Sans entrer dans le détail de la démonstration, il est bien sûr, étude comparée des religions à l’appui, que toute l’histoire scientifique ou mythique, est une série de compromis entre le laboureur et le pasteur d’une part, et d’autre part le rêitre et le prêtre. Pourtant cette explication rend mal compte des ambiguïtés qui subsistent autour de certains dieux, (Thorr ou Odinn par exemple), dont les fonctions ne sont pas assez nettement délimitées pour qu’on les intègre sans ambages à l’une des trois catégories. Et d’un autre côté, la présence fréquente, parmi les inscriptions rupestres scandinaves remontant à la très haute antiquité, de scènes plus ou moins orgiaques, de sacrifices rituels ou de représentations dramatiques évoquant la mort de Baldr, le sacre du printemps, etc… , nous inciterait à penser que les Vanes appartiendraient à une religion primitive, agricole, sensuelle, recouverte par le culte des ases, plus récent, plus viril, plus guerrier et spirituel. En tout état de cause, l’image des dieux que nous connaissons aujourd’hui est impure à souhait et ne peut se regarder que comme ces photographies imprécises où toute une série de vues différentes auraient impressionné la même pellicule. Refaire la géologie de ces strates successives est une tâche ardue .[…]
La guerre des Ases et des Vanes selon l’histoire mythique des rois de Norvège l’Inglinga Saga : (Chapitre 4)

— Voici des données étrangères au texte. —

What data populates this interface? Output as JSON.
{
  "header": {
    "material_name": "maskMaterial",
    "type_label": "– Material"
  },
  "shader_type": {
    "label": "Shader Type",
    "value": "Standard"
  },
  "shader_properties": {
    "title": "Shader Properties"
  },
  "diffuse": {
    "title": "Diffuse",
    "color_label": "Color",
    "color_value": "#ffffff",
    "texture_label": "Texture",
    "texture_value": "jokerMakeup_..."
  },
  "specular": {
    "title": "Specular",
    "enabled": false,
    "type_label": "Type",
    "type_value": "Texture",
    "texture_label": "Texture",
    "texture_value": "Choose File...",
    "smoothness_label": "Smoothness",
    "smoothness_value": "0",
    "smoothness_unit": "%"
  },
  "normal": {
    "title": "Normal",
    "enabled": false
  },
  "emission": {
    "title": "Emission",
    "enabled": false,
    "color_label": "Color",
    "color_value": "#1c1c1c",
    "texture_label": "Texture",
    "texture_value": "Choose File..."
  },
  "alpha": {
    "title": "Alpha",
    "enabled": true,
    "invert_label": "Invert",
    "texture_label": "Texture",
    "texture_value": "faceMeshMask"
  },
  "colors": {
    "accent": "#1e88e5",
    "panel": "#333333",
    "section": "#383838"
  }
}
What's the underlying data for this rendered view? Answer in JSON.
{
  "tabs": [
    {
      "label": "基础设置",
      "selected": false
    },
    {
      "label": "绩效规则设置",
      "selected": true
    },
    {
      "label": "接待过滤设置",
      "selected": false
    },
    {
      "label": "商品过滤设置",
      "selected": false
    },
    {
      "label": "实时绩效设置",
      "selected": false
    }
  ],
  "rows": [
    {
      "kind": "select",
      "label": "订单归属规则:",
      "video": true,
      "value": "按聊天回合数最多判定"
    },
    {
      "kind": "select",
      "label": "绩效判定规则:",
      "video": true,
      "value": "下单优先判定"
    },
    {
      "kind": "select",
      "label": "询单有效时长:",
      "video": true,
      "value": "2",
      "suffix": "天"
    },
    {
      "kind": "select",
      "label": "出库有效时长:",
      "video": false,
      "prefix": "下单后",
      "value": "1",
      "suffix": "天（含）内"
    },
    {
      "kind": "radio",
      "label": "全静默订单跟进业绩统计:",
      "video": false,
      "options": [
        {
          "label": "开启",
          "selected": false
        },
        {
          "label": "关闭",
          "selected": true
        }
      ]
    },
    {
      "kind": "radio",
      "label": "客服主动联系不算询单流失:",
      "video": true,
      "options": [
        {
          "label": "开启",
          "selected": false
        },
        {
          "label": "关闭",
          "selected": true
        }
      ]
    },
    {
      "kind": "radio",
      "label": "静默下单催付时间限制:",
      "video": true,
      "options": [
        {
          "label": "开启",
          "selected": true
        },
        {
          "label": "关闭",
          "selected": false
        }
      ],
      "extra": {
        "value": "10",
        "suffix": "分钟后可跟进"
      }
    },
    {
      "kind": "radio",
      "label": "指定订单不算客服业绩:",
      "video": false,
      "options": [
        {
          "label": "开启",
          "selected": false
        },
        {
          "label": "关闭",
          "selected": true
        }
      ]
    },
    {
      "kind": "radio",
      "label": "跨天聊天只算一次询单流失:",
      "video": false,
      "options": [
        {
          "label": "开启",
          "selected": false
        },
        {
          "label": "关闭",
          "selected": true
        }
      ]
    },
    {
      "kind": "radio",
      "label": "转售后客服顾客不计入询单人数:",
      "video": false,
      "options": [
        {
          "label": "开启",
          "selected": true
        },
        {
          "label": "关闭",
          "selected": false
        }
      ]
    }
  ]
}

Odinn marcha avec une armée contre les Vanes, mais ils firent bonne contenance et défendirent leur pays, et les uns et les autres remportèrent la victoire à tour de rôle. Chacun pilla le pays de l’autre et y fit des ravages. Mais quand ils s’en furent fatigués de part et d’autre, ils fixèrent entre eux une réunion de conciliation, firent la paix et se remirent des otages. Les Vanes remirent le meilleur de leurs hommes, Njördj le Riche et son fils Freyr, et les Ases , en échange, celui qui s’appelait Hoenir, déclarant qu’il avait tout ce qu’il fallait pour faire un chef. C’était un homme de grande taille et très beau. Avec lui les Ases envoyèrent celui qui s’appelait Mimir, le plus sage des hommes, et les Vanes remirent en échange celui qui était le plus avisé de leur troupe. Il s’appelait Kvasir. Quand Hoenir arriva dans le Vanaheimr, il fut aussitôt fait chef. Mimir le conseillait en toutes choses. Mais quand Hoenir se trouvait dans les assemblées ou les réunions et que Mimir n’était pas à proximité, et qu’on lui soumettait quelque affaire difficile, il répondait toujours la même chose : « Que d’autres décident », disait-il. Alors les Vanes soupçonnèrent que les Ases avaient dû les tromper dans l’échange. Ils prirent Mimir , le décapitèrent et envoyèrent sa tête aux Ases. Odinn prit la tête, l’oignit d’herbes qui ne pouvaient pourrir, l’enchanta et l’ensorcela de telle façon qu’elle se mit à lui parler et à lui dire beaucoup de choses secrètes. Odinn institua Njördr et Freyr prêtres sacrificateurs et ils furent Diar avec les Ases. Il y avait une fille de Njördr, Freyja. Elle fut prêtresse sacrificatrice. Elle enseigna la première aux Ases le Seidr, comme les Vanes en avaient la coutume. Quand Njördr était chez les Vanes il avait épousé sa sœur, car telles étaient les lois dans ce pays –là. Leurs enfants étaient Freyr et Freyja . Mais il était interdit aux Ases de se marier entre parents si proches.